Une perspective inédite sur l'économie maritime de l'âge du Fer a été révélée au large de la côte du Carmel en Israël. Des chercheurs y ont documenté trois cargaisons distinctes de navires au sein de l'ancienne cité portuaire submergée de Dor, également connue sous le nom de lagune de Tantura. Cette découverte constitue la première preuve physique directe d'échanges maritimes datant de cette époque, mise au jour dans un établissement portuaire reconnu de l'âge du Fer à travers le sud du Levant. Ces résultats, détaillés dans la revue académique Antiquity, comblent une lacune de compréhension qui reposait auparavant uniquement sur des preuves terrestres.
Ce projet collaboratif d'envergure a été mené conjointement par Thomas E. Levy, de l'Université de Californie à San Diego, et Assaf Yasur-Landau, de l'Université de Haïfa. L'équipe a eu recours à des techniques avancées de cyber-archéologie, complétées par des fouilles sous-marines traditionnelles. Ils ont ainsi mis au jour trois assemblages de cargaisons superposés qui s'étendent du XIe au VIe siècle avant notre ère, illustrant un échange international continu, bien que changeant, sur une période de 500 ans. L'intégration de ces méthodes a permis une reconstruction remarquablement claire des activités de navigation anciennes.
La collection la plus ancienne, baptisée Dor M et datée du XIe siècle avant J.-C., témoigne d'une véritable renaissance du commerce à longue distance survenue après l'effondrement de l'âge du Bronze. Son contenu comprenait des récipients de stockage et une ancre portant une inscription en écriture cypro-minoenne, signalant clairement des artères commerciales robustes reliant cette région à Chypre durant cette période précoce. Cette première preuve concorde avec les récits historiques, comme le Rapport égyptien de Wenamun, qui décrivait des voyages vers Dor aux alentours de 1000 avant J.-C.
L'assemblage suivant, Dor L1, dont l'origine se situe entre la fin du IXe et le début du VIIIe siècle avant J.-C., contenait des jarres typiques de l'artisanat phénicien. Cela suggère une activité maritime significative et ininterrompue, même si les liens directs avec l'Égypte et Chypre semblaient moins prépondérants. Ces éléments indiquent une emprise croissante des navigateurs phéniciens sur les routes maritimes régionales, à une époque où Dor était vraisemblablement sous le contrôle du Royaume d'Israël.

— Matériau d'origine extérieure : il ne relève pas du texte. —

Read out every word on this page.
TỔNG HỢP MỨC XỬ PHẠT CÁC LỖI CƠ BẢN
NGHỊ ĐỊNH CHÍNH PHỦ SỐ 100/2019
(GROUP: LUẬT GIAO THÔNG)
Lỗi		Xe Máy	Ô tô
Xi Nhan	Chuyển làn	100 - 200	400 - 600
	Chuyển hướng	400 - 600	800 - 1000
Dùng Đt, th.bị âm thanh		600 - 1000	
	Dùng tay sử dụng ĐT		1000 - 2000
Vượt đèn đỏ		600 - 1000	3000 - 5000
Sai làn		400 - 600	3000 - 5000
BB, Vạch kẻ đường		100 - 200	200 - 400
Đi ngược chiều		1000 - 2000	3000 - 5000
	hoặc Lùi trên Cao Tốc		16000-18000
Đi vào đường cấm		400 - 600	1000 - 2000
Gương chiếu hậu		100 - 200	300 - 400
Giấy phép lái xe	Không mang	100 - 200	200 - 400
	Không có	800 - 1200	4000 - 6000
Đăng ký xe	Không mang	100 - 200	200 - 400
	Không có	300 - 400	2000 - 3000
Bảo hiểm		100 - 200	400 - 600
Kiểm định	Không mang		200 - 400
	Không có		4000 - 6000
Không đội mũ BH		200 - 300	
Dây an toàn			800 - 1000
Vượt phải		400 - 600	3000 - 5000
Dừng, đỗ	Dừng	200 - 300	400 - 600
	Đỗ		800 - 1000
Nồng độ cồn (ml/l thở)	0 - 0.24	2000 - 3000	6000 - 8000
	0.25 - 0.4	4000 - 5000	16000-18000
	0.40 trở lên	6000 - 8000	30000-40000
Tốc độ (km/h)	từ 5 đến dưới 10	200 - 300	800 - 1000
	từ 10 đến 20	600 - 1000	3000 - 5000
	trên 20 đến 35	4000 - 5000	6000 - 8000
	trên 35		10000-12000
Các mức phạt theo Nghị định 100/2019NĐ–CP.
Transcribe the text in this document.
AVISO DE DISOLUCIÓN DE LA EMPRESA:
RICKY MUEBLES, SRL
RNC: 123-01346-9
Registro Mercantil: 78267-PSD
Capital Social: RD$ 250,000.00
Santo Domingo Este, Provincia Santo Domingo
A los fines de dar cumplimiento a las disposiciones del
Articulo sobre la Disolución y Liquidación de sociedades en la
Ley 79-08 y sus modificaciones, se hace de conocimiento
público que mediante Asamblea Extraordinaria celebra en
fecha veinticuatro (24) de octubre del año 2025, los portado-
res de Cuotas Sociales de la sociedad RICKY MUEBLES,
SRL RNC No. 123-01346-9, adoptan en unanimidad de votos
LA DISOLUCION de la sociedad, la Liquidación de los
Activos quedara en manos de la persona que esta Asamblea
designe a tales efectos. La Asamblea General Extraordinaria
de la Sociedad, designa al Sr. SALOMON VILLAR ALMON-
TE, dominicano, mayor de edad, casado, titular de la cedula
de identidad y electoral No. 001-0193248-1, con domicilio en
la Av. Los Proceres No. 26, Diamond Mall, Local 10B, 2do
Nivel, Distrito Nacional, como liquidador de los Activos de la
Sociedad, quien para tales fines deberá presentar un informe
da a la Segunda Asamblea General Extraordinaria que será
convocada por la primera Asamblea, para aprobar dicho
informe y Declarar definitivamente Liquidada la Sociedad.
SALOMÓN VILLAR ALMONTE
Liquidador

Le regroupement le plus récent, Dor L2, daté de la fin du VIIe ou du début du VIe siècle avant J.-C., révèle une transition vers un commerce industrialisé. Cette cargaison spécifique comprenait des amphores à anse en panier de style chypriote, ainsi que des loupes de fer, c'est-à-dire des masses de métal de fer brut. Cette composition suggère fortement le début d'un commerce de métaux à une échelle plus industrialisée transitant par Dor, qui opérait alors sous l'influence impériale assyrienne ou babylonienne.
Prises ensemble, ces découvertes stratifiées confirment l'idée que Dor fonctionnait comme un carrefour essentiel pour les échanges méditerranéens, adaptant le profil de ses cargaisons en réponse aux puissances géopolitiques fluctuantes tout au long de l'âge du Fer. La cartographie méticuleuse de ces vestiges submergés permet aux chercheurs de percevoir le monde antique comme un système dynamique de réorientation et de connexion constantes.
L'importance de ces vestiges réside dans leur capacité à fournir un aperçu tangible de la complexité des réseaux commerciaux de l'époque. Ils ne sont pas de simples artefacts, mais des instantanés figés de l'histoire économique. Ils démontrent comment la ville de Dor, située stratégiquement, a su naviguer entre les influences chypriotes, égyptiennes, phéniciennes, et finalement assyriennes ou babyloniennes, assurant ainsi sa pérennité en tant que plaque tournante vitale du commerce international sur la côte du Levant Sud.